Podjęcie tych działań spowoduje, że każda osoba urodzona po 2008 roku nie będzie mogła nabyć żadnych produktów nikotynowych, natomiast poziom nikotyny w papierosach dostępnych dla osób starszych będzie się zmniejszał.

Różni urzędnicy służby zdrowia i grupy zajmujące się kampaniami przeciw paleniu papierosów otwarcie poparli ten ruch, stwierdzając, że może to być jedna z największych prób rozprawienia się z przemysłem tytoniowym na poziomie globalnym.

"Jest to historyczny dzień dla zdrowia naszych obywateli" - powiedziała w oświadczeniu wiceminister zdrowia, dr Ayesha Verrall. "Chcemy mieć pewność, że młodzi ludzie nigdy nie zaczną palić, dlatego sprzedaż lub dostarczanie wyrobów tytoniowych nowym grupom młodzieży będzie przestępstwem. Gdy ustawa wejdzie w życie, osoby, które obecnie mają 14 lat nigdy nie będą mogły w swoim życiu legalnie nabyć wyrobów tytoniowych".

Nowozelandzcy urzędnicy służby zdrowia poinformowali również, że palenie tytoniu jest przyczyną jednego na cztery nowotworów. Jest to również główna przyczyna zgonów, którym można zapobiec, a przemysł tytoniowy od ponad dekady jest bacznie obserwowany przez ustawodawców.

W chwili obecnej około 11,6% nowozelandzkiej młodzieży powyżej 15. roku życia decyduje się na palenie. Jest to bardzo poważny problem zdrowotny w Nowej Zelandii, a nowe standardy i ograniczenia sprawią, że tamtejszy detaliczny przemysł tytoniowy będzie jednym z najbardziej restrykcyjnych na świecie.

Nowe ograniczenia będą wprowadzane w odstępach czasowych, począwszy od 2024 r. Następnie w 2025 r. będą obowiązywały wymagania dotyczące mniejszej ilości nikotyny w produktach, a w końcu w 2027 r. społeczeństwo będzie wolne od dymu tytoniowego.
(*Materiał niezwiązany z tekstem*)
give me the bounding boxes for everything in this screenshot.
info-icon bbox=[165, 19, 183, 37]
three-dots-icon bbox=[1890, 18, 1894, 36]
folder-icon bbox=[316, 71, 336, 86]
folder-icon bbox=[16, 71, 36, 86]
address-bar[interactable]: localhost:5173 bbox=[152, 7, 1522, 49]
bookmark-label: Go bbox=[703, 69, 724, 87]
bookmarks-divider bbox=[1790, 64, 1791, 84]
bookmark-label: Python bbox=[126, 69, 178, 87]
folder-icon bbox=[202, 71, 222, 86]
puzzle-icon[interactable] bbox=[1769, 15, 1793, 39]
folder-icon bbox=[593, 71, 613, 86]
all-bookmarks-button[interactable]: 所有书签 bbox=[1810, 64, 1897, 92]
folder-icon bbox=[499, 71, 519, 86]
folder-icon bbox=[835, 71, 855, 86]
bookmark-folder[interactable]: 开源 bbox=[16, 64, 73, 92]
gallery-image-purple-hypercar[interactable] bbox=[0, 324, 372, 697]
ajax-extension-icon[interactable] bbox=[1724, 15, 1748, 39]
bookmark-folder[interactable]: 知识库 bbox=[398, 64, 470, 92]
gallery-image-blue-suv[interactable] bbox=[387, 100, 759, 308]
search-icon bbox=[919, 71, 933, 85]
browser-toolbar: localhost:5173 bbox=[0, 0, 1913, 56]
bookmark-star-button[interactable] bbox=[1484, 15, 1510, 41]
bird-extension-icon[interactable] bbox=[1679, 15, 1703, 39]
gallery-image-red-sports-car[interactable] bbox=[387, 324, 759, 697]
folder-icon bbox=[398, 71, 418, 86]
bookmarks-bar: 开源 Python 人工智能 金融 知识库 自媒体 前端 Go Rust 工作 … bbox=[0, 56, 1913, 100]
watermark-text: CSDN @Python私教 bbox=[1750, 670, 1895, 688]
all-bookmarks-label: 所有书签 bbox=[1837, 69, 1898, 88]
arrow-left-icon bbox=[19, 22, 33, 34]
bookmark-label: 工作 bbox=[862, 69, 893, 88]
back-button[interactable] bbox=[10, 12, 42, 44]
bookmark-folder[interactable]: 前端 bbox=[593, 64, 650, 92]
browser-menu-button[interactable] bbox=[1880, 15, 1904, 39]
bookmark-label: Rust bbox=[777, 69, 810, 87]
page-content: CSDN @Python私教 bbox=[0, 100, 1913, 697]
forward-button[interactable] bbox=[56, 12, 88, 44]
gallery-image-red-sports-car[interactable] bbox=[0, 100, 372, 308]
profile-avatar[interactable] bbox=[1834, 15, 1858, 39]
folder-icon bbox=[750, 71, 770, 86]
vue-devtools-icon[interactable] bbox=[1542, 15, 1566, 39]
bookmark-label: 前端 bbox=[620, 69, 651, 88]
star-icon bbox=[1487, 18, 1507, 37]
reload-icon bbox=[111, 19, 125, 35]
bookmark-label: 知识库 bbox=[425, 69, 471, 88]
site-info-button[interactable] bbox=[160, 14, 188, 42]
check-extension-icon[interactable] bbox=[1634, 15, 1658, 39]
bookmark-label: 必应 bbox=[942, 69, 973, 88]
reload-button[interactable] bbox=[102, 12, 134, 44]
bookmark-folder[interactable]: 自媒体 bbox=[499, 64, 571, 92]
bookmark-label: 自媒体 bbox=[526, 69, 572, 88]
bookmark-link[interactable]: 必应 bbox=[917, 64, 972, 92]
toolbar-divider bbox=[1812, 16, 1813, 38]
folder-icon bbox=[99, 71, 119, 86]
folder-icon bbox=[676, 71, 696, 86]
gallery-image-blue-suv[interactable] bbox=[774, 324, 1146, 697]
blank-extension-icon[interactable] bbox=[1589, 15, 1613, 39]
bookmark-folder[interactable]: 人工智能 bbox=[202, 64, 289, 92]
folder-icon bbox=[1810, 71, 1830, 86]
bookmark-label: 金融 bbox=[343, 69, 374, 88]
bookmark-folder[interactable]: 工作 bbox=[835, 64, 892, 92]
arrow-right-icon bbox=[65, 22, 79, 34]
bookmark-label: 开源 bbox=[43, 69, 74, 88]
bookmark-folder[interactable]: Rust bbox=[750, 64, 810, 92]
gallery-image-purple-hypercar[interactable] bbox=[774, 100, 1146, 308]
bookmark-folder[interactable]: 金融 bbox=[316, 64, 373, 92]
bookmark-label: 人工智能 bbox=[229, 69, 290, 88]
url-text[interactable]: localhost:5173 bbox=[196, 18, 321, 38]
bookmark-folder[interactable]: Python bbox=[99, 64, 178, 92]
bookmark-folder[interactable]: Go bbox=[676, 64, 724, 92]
Nowe plany Nowej Zelandii dotyczące całkowitego zakazu palenia i nabywania produktów nikotynowych prawdopodobnie wywołają wiele zamieszania i kontrowersji. Jednak w ostatecznym rozrachunku, biorąc pod uwagę szkodliwy wpływ produktów tytoniowych, będzie to korzystne dla dobra całej populacji.